To fix the problem, make releases more ordered and less chaotic by reducing WIP (work in progress) and slowing the system down. Prioritize work that reduces on-call pain over work that drives new revenue. While that seems counter-intuitive, you can think of it as revenue churn prevention. It takes at least two, or realistically many more dollars of NARR (New Annual Recurring Revenue) to fix a dollar of churn. Customers churn when the system is unreliable. Churned customers can’t be upsold, so there’s a lot of pipeline gone. The system is unreliable when the developers can’t do a good job. So, fix the on-call pain, let people sleep and think, let sales focus on upselling instead of responding to outages. As on-call load gets lighter, engineers are able to do their new feature work day jobs better.

It’s not enough to just fix on-call though, the day job itself has to be fixed. We’ve all seen the aspirational roadmap with several planning buckets and a 50% delivery rate at best. Throw that out.
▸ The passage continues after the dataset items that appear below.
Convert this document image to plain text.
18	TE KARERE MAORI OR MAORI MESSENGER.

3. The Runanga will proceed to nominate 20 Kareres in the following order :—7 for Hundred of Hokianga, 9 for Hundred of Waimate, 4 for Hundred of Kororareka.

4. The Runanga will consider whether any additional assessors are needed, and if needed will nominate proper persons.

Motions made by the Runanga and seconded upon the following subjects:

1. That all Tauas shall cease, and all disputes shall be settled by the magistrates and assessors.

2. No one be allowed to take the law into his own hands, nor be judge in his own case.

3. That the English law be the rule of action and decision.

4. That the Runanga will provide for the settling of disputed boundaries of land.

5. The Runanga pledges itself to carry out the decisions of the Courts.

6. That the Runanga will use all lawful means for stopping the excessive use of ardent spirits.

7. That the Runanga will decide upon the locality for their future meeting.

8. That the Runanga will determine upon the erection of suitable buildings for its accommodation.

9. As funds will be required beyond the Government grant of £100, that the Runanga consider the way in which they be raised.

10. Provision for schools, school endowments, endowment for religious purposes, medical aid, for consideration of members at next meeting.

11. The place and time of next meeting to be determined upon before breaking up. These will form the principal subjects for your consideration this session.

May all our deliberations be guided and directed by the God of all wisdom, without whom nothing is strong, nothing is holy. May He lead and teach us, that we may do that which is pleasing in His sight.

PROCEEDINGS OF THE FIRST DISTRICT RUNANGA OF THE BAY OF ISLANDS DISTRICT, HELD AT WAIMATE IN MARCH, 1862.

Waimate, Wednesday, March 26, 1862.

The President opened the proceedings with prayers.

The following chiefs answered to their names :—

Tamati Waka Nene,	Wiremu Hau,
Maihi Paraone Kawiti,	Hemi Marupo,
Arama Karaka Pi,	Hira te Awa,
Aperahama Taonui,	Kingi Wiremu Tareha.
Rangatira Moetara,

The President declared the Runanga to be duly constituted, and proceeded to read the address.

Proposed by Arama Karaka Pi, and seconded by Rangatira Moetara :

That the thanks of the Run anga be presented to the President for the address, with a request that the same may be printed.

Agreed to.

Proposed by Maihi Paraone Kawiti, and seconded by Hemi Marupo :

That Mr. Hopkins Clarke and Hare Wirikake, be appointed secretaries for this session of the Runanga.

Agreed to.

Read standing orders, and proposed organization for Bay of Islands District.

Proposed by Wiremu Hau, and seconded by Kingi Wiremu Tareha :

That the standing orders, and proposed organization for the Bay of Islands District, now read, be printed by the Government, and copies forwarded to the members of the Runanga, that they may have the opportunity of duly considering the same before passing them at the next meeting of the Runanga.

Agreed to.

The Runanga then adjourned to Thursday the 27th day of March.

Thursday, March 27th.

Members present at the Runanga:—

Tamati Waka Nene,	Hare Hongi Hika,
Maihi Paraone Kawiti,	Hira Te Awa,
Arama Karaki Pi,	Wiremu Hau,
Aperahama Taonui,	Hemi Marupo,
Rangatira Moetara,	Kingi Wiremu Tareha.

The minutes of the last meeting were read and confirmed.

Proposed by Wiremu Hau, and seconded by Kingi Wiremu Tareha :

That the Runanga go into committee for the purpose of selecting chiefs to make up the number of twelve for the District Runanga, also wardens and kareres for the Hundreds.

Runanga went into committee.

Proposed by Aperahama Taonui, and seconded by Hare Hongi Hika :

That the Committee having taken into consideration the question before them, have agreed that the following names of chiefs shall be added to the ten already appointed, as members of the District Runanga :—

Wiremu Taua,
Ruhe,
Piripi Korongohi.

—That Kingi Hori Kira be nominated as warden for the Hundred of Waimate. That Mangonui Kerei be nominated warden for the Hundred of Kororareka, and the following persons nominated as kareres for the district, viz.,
Take sprints down to one week and strictly enforce WIP to 1 ticket per engineer. Get that working, then expand. What if things that went on roadmap actually shipped when you said they would? How would that change your relationship with customers? When you can deliver 90% of planned and roadmapped features reliably, you can expand scope.

This is a radical change for an organization to take on, and it will need support. You’ll need to clear the decks of useless cruft, thread the needle between the improvements you’re requesting and excitement. Getting things done isn’t exactly hard, but it does not allow shortcuts. You can’t do it alone, but you can get support by calling shots and hitting them.